0
votes

We have a write-heavy data so much that we are constantly experiencing RATE LIMIT on our application from COSMOS (mongo API) and we just not able to keep up with the pace of data that we have to insert then the rate of an insert we are seeing using COSMOS.

First, we already have Auto Scale Enable the RU is currently set to 55000 we might change it to serverless but before I need to understand the how COSMOS physical partition and logical partition understanding and whether the partition key selection is correct

So Cosmos states that

Maximum RUs per (logical) partition 10000

We Partition data on hourly rate example(this is done because we are planning to filter on date for our read request)

2020-09-17 00:00:00  -> 1 logical parition
2020-09-17 01:00:00  -> 2 logical partition
2020-09-17 02:00:00  -> 3 logical partition

and so on.

Now it's mentioned that in CosmosDB.

If we provision a throughput of 18,000 request units per second (RU/s), then each of the three physical partition can utilize 1/3 of the total provisioned throughput. Within the selected physical partition, the logical partition keys Beef Products, Vegetable and Vegetable Products, and Soups, Sauces, and Gravies can, collectively, utilize the physical partition's 6,000 provisioned RU/s.

The physical partition is something that is internal to COSMOS DB given in the above scenario but this is something (mention above) is puzzling me

So my questions are?

If our script is inserting record for shared key

2020-09-18 00:00:00  
  1. Will 2020-09-18 00:00:00 logical partition gets the full 51000 RU or 10000 RU as mentioned by COSMOS.

  2. If we have 100 physical partition does the RU is shared among all the 100 partitions equally(strictly) even though the other Physical partition is not Serving any RU.

3

3 Answers

0
votes

It sounds like all that's happening with your hourly partition key is that all the writes are rotated to a new hot (bottleneck) partition each hour. Since one partition is limited to 10K RU as you note, that would be your system's effective write throughput at any given time.

A different partitioning strategy would be needed to distribute writes, like those discussed on the synthetic partition key docs. If you have a some other candidate partitioning value (even if random suffix) to add to or replace the timespan value, that would allow multiple parallel write partitions and thus provide increased throughput.

0
votes

Partitioning on date/time is probably one of the worst partition keys you can choose for a write heavy workload because you will always have a hot partition for the current time.

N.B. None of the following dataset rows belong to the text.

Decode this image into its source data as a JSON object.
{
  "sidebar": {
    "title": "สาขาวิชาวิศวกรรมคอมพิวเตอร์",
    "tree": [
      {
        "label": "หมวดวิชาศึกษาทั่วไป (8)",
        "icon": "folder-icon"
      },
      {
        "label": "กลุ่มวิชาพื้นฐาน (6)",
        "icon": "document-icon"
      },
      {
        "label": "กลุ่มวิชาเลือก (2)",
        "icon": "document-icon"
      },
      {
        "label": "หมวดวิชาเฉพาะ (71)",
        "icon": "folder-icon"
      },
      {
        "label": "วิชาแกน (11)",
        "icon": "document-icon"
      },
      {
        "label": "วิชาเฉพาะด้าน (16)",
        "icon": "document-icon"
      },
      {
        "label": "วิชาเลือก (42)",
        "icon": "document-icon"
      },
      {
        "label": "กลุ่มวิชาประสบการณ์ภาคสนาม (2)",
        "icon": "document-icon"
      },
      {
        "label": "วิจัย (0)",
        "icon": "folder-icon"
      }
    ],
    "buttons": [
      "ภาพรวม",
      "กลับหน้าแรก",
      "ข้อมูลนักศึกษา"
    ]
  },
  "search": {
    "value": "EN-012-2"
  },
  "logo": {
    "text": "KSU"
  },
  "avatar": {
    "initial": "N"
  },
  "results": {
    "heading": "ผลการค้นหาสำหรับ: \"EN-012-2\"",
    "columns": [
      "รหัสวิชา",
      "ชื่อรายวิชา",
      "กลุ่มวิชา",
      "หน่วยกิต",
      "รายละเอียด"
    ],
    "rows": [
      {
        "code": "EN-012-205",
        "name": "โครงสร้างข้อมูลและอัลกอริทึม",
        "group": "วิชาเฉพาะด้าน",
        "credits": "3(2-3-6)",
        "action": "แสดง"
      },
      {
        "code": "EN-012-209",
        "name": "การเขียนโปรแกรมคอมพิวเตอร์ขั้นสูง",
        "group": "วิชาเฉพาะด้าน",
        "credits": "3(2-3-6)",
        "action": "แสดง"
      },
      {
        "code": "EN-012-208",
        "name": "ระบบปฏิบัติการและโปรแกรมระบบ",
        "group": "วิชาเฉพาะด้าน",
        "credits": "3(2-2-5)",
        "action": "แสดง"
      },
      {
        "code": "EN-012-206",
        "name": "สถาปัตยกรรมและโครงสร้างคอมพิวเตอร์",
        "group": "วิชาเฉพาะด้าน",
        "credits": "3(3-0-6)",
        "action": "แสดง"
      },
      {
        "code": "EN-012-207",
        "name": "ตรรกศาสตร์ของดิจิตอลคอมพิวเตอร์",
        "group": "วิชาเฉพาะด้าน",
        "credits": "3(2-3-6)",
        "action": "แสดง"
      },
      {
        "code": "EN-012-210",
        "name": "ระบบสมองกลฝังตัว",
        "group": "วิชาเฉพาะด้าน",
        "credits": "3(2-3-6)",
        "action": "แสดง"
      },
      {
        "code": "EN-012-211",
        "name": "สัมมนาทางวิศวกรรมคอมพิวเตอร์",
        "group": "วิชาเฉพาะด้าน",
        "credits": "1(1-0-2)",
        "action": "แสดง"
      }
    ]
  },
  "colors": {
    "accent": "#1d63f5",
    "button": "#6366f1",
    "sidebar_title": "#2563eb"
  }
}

10K RU/s is the limit for a physical partition, not a logical one.

I would strongly recommend a new partition key that does a better job of distributing writes across a wider partition key range. If you can query your data using that same partition key value or at least a range of values such that it is bounded in some way and not a complete fan out query, you will be in much better shape.

0
votes

Based on our recent project experience where we faced something similar in our CosmosDB and the conversations we had with MSFT's cosmos team

  1. Will 2020-09-18 00:00:00 logical partition gets the full 51000 RU or 10000 RU as mentioned by COSMOS.

The distribution of RUs takes place based on number of physical partitions and in case your provisioned throughput is 55000 RU then there will be 6 partitions created internally by Cosmos (as 1 physical partition can have a max of 10000 RU provisioned to it) and each partition will be provisioned same amount of RUs. So, 2020-09-18 00:00:00 logical partition will get RUs equal to that provisioned to one physical partition in which resides.

  1. If we have 100 physical partition does the RU is shared among all the 100 partitions equally(strictly) even though the other Physical partition is not Serving any RU.

Yes the RU is shared among all the 100 partitions equally (strictly) even though other physical partition is not serving any RU

Found this MS doc which talks about the same.